The Chocolates: Brother Leon informs Archie that the chocolates were left over from Mother's Day. All they had to do was remove the purple ribbon that said 'mother.' Jerry's mother also died last Spring. Coincidence? No. Both the chocolates and Jerry become a means of manipulating Trinity students and both are used to maintain the power of the teachers and the Vigils.
The Goal Posts: "The shadows of the goal posts sprawled on the field like grotesque crosses" (13), a symbol of Trinity's fall. It's no coincidence that Jerry's final destruction takes place in the shadows of the very goal posts described.
Jerry's Poster: The poster is a symbol of individuality and freedom. At first Jerry's poster is altered. Then it disappears.
The Black Box: The black box symbolizes checks on power. The fact that Archie is able to overcome the law of averages in never picking the black marble demonstrates the fallibility of law being able to overcome human wickedness.
Notebook: There are two notebooks. There's Obie's notebook that is more complete than the school's files. Much like an intrusive government maintains information on its citizens to use against them if necessary, Obie's notebook is used to find assignment victims. Brian Cochrane's notebook also contains information, information on a bogus chocolate sale.

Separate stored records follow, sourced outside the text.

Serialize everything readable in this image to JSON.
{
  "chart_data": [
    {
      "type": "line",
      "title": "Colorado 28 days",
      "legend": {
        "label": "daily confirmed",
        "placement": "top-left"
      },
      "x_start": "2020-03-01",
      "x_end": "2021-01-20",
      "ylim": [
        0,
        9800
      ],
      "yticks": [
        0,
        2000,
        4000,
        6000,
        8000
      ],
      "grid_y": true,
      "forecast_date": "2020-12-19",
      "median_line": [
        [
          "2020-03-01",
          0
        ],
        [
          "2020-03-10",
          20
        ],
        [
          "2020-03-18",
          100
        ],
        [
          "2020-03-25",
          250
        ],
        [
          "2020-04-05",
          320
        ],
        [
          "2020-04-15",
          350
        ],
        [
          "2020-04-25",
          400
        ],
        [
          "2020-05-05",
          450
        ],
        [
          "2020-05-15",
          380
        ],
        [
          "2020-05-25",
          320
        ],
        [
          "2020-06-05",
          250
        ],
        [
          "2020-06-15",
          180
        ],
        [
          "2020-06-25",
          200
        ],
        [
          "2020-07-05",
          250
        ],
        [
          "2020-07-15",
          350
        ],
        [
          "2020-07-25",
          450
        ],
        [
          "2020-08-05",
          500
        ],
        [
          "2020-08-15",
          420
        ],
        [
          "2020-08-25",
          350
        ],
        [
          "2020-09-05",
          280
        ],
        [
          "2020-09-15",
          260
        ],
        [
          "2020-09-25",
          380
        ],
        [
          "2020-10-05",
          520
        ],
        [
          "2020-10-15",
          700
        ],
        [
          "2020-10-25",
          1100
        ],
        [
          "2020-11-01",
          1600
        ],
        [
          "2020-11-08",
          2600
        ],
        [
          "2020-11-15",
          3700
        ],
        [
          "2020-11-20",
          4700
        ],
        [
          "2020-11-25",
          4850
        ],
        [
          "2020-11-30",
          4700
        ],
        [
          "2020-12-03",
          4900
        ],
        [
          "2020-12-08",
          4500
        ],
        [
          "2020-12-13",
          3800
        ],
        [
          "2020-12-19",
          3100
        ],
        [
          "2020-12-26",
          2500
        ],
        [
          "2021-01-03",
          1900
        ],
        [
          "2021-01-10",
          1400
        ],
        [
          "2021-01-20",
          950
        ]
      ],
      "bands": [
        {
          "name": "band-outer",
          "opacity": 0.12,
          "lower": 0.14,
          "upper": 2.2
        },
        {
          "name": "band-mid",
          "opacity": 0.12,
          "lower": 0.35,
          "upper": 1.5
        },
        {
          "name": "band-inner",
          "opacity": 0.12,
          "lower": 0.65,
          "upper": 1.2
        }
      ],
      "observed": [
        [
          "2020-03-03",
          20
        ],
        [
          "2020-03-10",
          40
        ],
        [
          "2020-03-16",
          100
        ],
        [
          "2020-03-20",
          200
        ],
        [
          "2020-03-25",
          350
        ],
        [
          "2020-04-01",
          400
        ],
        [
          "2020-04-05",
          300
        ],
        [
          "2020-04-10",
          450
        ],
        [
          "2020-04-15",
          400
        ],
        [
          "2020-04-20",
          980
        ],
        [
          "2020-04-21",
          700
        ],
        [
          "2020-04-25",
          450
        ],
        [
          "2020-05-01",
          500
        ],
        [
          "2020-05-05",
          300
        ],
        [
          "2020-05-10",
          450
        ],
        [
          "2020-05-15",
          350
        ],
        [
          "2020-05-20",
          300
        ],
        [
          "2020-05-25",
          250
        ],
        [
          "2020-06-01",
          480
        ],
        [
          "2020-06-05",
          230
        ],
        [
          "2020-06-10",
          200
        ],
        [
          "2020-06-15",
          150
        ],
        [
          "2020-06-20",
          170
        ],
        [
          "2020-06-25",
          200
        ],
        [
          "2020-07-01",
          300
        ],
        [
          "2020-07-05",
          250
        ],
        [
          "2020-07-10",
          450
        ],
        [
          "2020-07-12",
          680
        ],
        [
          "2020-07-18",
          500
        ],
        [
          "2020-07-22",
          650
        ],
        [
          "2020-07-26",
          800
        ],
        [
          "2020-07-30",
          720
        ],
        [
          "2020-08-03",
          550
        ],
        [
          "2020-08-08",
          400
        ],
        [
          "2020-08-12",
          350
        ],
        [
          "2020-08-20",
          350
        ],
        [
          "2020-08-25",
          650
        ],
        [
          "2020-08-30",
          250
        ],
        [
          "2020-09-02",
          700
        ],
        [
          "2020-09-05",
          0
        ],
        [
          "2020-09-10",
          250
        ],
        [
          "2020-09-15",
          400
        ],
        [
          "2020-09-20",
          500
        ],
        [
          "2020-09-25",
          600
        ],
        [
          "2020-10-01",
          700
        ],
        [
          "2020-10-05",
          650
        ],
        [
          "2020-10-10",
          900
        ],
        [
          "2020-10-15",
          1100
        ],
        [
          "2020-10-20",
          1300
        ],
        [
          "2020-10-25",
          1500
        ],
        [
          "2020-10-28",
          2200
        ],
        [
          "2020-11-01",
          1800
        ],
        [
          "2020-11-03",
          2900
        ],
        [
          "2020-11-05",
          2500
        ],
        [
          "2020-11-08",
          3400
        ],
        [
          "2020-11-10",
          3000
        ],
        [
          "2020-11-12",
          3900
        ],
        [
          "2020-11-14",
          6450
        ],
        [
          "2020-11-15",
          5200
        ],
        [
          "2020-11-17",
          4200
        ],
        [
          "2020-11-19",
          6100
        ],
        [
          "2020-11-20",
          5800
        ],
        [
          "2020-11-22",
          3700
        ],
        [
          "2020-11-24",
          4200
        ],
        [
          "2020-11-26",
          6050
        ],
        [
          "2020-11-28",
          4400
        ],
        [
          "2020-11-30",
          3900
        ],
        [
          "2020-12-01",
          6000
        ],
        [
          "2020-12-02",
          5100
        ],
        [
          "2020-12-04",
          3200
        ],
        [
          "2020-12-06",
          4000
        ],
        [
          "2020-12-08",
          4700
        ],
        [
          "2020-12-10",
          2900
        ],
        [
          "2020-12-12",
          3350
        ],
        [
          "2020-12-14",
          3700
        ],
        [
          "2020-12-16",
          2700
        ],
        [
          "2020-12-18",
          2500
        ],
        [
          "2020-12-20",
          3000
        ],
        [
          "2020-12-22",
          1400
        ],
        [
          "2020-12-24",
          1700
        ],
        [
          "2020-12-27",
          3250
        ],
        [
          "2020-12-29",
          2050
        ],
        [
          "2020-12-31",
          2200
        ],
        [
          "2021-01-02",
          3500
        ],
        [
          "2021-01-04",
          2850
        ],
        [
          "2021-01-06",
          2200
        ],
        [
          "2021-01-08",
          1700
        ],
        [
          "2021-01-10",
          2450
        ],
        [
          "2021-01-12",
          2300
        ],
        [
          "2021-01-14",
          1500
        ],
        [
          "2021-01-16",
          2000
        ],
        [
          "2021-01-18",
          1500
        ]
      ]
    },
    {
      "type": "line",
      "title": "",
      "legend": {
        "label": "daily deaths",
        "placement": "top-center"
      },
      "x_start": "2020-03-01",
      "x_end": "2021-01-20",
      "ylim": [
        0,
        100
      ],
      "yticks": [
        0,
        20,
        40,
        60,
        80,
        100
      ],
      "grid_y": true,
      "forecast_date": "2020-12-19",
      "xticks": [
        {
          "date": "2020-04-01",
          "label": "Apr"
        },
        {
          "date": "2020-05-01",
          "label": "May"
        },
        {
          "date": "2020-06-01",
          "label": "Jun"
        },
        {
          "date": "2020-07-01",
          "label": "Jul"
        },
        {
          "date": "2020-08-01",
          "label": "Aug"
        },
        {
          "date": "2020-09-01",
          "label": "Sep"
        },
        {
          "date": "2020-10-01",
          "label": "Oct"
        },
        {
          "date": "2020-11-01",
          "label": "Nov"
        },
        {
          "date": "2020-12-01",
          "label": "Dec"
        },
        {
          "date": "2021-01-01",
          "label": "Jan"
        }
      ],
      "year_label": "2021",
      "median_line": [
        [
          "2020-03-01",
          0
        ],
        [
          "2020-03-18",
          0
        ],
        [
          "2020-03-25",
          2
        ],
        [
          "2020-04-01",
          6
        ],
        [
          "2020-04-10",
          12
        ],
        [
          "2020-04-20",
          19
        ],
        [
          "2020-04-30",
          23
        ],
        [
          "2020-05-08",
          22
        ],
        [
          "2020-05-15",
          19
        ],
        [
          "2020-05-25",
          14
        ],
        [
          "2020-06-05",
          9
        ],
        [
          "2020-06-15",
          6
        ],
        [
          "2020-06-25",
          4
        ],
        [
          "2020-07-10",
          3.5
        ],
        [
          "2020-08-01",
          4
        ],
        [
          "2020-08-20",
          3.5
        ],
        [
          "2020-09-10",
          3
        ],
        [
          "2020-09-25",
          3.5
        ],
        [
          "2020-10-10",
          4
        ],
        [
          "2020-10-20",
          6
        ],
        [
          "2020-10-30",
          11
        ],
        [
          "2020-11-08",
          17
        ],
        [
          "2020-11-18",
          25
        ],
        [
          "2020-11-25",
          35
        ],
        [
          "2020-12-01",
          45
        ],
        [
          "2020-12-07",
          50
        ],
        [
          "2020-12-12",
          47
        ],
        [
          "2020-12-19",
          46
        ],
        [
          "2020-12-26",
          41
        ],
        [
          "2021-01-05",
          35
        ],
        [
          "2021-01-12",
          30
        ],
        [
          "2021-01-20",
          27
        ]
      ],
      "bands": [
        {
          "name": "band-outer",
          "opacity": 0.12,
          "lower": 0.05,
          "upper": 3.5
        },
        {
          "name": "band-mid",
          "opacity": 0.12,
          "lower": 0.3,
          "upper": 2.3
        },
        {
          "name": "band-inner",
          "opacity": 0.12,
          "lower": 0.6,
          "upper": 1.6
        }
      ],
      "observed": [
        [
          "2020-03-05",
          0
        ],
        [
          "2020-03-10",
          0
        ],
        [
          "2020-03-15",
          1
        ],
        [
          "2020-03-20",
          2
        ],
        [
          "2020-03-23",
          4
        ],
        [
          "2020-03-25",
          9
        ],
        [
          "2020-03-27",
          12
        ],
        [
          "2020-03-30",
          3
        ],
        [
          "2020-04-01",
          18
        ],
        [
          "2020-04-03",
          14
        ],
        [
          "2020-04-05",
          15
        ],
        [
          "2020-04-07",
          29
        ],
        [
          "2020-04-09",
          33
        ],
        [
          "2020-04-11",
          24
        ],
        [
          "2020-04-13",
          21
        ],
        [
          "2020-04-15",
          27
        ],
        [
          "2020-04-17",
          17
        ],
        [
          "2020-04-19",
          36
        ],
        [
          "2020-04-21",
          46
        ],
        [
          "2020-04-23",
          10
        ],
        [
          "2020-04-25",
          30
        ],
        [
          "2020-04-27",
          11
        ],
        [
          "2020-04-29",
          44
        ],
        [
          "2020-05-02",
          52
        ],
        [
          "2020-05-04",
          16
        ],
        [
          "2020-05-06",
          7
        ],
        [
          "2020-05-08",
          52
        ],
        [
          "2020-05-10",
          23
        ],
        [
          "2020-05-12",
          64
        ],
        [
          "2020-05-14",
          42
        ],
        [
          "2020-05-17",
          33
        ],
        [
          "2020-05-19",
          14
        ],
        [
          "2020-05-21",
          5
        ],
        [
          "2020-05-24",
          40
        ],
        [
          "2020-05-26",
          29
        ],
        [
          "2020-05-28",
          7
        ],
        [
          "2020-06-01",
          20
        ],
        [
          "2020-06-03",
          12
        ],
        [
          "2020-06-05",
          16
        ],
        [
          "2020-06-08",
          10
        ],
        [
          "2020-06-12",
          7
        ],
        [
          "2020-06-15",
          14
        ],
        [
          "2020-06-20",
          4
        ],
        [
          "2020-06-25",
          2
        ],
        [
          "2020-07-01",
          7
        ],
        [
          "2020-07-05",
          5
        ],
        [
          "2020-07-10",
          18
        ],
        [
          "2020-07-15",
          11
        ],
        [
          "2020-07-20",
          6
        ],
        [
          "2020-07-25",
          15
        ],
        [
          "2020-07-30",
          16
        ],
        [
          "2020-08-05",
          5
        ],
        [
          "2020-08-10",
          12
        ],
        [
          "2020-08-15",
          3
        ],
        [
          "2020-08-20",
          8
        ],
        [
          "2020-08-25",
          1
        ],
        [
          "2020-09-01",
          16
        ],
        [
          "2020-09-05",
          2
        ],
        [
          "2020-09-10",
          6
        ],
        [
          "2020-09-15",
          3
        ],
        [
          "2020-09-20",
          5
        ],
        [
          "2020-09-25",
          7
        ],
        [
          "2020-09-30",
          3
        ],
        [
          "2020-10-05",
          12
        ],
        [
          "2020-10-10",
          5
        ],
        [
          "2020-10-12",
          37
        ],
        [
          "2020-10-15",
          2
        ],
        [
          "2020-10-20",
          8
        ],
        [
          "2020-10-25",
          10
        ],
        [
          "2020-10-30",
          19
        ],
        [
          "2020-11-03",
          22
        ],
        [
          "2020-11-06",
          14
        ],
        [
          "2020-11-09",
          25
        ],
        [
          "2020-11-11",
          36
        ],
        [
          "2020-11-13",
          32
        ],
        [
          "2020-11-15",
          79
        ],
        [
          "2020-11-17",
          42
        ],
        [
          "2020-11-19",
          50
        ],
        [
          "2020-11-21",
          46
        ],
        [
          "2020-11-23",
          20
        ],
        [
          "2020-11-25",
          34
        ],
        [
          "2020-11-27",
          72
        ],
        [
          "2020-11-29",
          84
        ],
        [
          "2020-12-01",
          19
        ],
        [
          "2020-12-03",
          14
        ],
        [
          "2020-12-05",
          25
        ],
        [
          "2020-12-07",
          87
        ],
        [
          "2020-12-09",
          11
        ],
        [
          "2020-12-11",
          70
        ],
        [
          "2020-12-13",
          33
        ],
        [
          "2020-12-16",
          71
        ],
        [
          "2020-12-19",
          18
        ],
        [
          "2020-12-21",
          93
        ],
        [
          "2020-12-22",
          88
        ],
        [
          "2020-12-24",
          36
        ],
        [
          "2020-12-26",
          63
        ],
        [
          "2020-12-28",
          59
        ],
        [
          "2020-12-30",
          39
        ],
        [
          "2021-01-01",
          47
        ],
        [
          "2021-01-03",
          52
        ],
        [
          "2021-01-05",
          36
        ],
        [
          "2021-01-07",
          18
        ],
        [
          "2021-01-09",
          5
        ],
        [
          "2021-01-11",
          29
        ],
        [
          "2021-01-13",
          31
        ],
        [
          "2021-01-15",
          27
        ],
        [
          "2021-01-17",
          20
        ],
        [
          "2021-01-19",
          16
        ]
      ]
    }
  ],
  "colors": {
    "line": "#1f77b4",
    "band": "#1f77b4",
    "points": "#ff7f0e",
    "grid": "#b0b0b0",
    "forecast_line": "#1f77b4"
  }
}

Locks: There is no privacy at Trinity High, much like there is no privacy in an authoritarian government. There are no locks on the lockers and there are no locks on the bathroom stalls. There is, therefore, no rights to own property (a key component of the Bill of Rights is the protection of personal property) and no rights to even one's body as Emile Janza discovers when Archie snaps the photo.
The novel takes on a richer meaning when examined through symbols.
Setting, Mood and Conflict in the Chocolate War
Let's wrap up this analysis by tying the ribbon around that box of analytical chocolates.
External Conflict: The primary conflict in The Chocolate War is the individual vs. Society--most notably, Jerry vs. Trinity High School's power structure.
Internal Conflict: Much of the conflict that occurs in the novel occurs within characters: Jerry is unsure of himself and strives to be courageous; Carter and Obie are torn between their admiration of Archie and love of the Vigils and their hatred of Archie; Brian Cochrane is torn between wanting to please Brother Leon with high chocolate sales and his utter disgust for the entire operation; Goober is torn between fear of punishment and sticking up for what's right; even Emile Janza acts like an animal but inwardly wants to be treated as a human.
Setting and Mood: The setting of the novel establishes an ominous mood. There is no point in the novel where the reader feels happy or optimistic of how Jerry's going to end up. The dilapidated football field in chapter 1, the Vigils' dark meeting closet, the rundown classrooms, the lockless bathrooms, the hippie infested bus stops, the isolated pathway, and the stink infested gymnasium all create a sense of foreboding.
Hopefully, this analysis of The Chocolate War has you feeling better than Jerry does at the end of the novel.
Cormier, Robert. The Chocolate War. Alfred A. Knopf Publishers. New York: 1974.